Pointing at the words on the display, I said, “I think I’ve seen something like that in documentation on Old World technology. I don’t exactly remember what it means, but I don’t believe we currently use it, as it probably requires some of those microcomponents we can’t manufacture anymore. If it uses something like that, I don’t think any of our current technology could make any sense of what this radio uses, even without encoding.”

“So why put a C-mod on it? It’s clearly newer than the Dash 107, so it wasn’t original to the unit issue.
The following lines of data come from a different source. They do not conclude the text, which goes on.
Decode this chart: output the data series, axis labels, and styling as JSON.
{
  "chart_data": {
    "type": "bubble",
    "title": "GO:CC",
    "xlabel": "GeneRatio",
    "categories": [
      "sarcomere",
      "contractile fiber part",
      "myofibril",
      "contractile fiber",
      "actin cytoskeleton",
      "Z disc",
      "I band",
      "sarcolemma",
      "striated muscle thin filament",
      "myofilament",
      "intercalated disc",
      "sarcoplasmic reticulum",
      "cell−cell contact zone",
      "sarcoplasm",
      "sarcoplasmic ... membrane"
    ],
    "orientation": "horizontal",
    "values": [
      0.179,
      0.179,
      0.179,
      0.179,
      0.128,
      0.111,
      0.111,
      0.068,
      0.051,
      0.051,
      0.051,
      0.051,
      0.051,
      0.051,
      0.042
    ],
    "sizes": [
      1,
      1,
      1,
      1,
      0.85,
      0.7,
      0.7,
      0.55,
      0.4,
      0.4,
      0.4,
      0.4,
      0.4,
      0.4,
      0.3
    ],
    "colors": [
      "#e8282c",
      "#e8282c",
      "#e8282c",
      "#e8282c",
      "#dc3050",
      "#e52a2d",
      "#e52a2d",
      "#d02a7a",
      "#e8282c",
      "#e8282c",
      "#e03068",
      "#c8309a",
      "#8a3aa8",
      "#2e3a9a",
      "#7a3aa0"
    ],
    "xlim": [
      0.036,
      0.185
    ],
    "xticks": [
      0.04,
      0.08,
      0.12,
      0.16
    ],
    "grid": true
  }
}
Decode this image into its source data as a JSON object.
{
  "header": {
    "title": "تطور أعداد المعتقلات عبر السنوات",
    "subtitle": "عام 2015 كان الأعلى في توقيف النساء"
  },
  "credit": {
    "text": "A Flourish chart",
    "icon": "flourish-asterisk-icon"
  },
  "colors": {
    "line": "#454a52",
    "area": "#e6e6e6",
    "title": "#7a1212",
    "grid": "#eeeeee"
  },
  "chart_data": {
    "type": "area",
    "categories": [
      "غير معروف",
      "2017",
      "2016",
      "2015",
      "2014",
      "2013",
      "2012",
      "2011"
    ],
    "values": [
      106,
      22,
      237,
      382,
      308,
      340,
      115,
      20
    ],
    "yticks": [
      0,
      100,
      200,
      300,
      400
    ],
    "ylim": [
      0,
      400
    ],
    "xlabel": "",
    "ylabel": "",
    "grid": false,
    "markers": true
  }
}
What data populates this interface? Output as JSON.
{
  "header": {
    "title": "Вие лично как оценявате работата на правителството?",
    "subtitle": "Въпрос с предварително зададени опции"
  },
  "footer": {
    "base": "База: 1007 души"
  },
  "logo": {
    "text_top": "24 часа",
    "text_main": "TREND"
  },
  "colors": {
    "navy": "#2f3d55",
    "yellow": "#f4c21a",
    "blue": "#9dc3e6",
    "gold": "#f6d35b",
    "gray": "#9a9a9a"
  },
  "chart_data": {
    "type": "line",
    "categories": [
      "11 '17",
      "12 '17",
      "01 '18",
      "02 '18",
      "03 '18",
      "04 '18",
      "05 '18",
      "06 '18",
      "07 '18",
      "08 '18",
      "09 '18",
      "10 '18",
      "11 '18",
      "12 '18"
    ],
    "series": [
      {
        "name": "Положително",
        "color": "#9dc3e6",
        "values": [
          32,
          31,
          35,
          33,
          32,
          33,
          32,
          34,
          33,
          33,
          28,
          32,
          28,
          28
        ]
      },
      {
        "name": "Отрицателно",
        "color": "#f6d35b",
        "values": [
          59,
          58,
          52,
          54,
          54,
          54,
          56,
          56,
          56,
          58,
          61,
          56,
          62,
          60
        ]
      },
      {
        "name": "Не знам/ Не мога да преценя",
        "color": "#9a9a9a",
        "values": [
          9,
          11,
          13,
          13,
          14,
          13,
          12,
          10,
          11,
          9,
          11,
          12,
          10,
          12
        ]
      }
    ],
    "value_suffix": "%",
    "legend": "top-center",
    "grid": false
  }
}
Because they could?”

“Because there is someone else out there who might be able to interpret the signal?”

“And they know it and are worried about it,” Mara said finally. “So, not counting us, there are at least two groups with significant amounts of Old World tech, and like us, they are trying to stay unnoticed; unlike us, though, they’re a lot better at it as we are now a clear target. I’ve made some terrible mistakes…using Ceedo as the name is probably the worst.”
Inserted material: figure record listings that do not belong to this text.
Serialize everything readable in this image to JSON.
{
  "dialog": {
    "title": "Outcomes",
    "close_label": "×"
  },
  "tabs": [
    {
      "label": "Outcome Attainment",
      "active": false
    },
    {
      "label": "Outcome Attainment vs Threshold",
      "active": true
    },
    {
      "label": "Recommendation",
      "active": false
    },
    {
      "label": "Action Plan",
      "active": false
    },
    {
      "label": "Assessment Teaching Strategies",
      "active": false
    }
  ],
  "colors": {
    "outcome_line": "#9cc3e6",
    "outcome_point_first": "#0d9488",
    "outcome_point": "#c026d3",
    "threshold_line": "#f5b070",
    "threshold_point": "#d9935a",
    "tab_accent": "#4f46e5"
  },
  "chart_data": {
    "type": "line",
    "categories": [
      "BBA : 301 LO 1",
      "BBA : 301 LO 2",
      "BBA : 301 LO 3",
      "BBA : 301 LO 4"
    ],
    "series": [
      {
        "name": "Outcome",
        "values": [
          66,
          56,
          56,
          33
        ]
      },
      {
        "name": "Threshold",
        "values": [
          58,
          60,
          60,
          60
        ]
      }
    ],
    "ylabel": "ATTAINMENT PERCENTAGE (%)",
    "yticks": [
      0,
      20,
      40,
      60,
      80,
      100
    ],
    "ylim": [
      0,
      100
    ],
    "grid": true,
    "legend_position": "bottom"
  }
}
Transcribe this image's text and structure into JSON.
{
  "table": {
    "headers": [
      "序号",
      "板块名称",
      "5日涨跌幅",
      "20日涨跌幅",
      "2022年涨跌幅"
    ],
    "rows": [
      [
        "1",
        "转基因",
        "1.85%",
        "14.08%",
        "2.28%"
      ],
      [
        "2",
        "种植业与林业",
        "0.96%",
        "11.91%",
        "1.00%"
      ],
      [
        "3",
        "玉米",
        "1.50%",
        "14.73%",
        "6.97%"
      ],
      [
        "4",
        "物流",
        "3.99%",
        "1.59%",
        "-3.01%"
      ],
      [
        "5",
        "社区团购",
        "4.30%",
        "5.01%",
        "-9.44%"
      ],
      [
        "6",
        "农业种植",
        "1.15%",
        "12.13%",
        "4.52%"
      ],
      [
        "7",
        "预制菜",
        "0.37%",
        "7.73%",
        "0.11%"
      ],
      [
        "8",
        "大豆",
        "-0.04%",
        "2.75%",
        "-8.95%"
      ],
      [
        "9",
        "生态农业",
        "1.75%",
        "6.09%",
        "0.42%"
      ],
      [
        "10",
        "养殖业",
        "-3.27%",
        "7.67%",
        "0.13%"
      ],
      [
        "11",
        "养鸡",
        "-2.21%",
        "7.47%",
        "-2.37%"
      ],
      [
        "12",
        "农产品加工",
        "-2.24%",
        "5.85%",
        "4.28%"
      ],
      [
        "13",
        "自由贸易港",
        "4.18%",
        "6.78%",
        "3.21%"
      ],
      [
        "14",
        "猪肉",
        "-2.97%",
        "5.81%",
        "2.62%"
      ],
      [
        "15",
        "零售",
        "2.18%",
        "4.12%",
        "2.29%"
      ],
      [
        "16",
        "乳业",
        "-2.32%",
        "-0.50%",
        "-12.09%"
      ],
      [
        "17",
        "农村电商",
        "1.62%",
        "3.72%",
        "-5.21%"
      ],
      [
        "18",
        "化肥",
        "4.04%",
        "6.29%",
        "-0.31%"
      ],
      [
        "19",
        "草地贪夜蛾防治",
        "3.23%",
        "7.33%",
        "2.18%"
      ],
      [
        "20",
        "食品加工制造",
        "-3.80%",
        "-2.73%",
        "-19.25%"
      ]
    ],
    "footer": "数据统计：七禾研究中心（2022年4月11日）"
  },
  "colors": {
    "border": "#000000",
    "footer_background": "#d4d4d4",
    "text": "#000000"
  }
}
“Well, what about Clea’s idea to spread false information about how we got this technology? Shouldn’t that affect other groups as well?”

She looked thoughtful, “It should,” she said. Turning back to the device, she opened its access panel and removed a component from inside it. ”That’s the Echo module. We can take the Dash 107 to the surface now, and it won’t be trackable until it sends a transmission.”

“You have a plan?”

“I do; we’re going to need a Gut and an Assult drone for it. Also, we need to get one of the tunnelers up and running.”

“The machines that dug the bunker?”

“There are two of them, and they’re under that wall of dirt at the far end of the warehouse. They’re automated and would have been abandoned after they’d finished their jobs, but with some repairs and power, they should still work.”

“Why do we need one?”

“Do you think all the materials and supplies R-34 has were brought in from the top? This place was made from the bottom up. The last job those tunnelers had was to collapse the lower access, and we’re going to need to dig some new tunnels.”

“What if any of these other groups show up?”

“Then we do the best we can, but…they clearly like stealth and to stay in the shadows. They will come in quietly to see what they can see first.”

She closed up the transceiver and looked at me, “We need to get that tunneler…you need to get that tunneler in operation.”

“Me?” I was surprised.

“I am generally familiar with what they are and how they work, and I understand the universal things that any soldier would know about their forces’ equipment, and I can read a manual. But I’m not a combat engineer or a mechanic or any kind of tech, really. Most of the stuff you see me doing is pretty damn basic. You’re trained on how to understand technology and why it does what it does…and with all the work you’ve been doing here, you have at least as much familiarity as a recruit out of basic training on the general principles it works on, to be honest probably a lot more familiarity because you bother to pay attention to what you’re doing and what it means.”

She turned and headed out of her workshop, “Let’s take a look at your new project.”

Heading up the stairs that led directly from the workshops on SM to the warehouse, we headed to the far wall, which was solid dirt and compressed by time settling it down.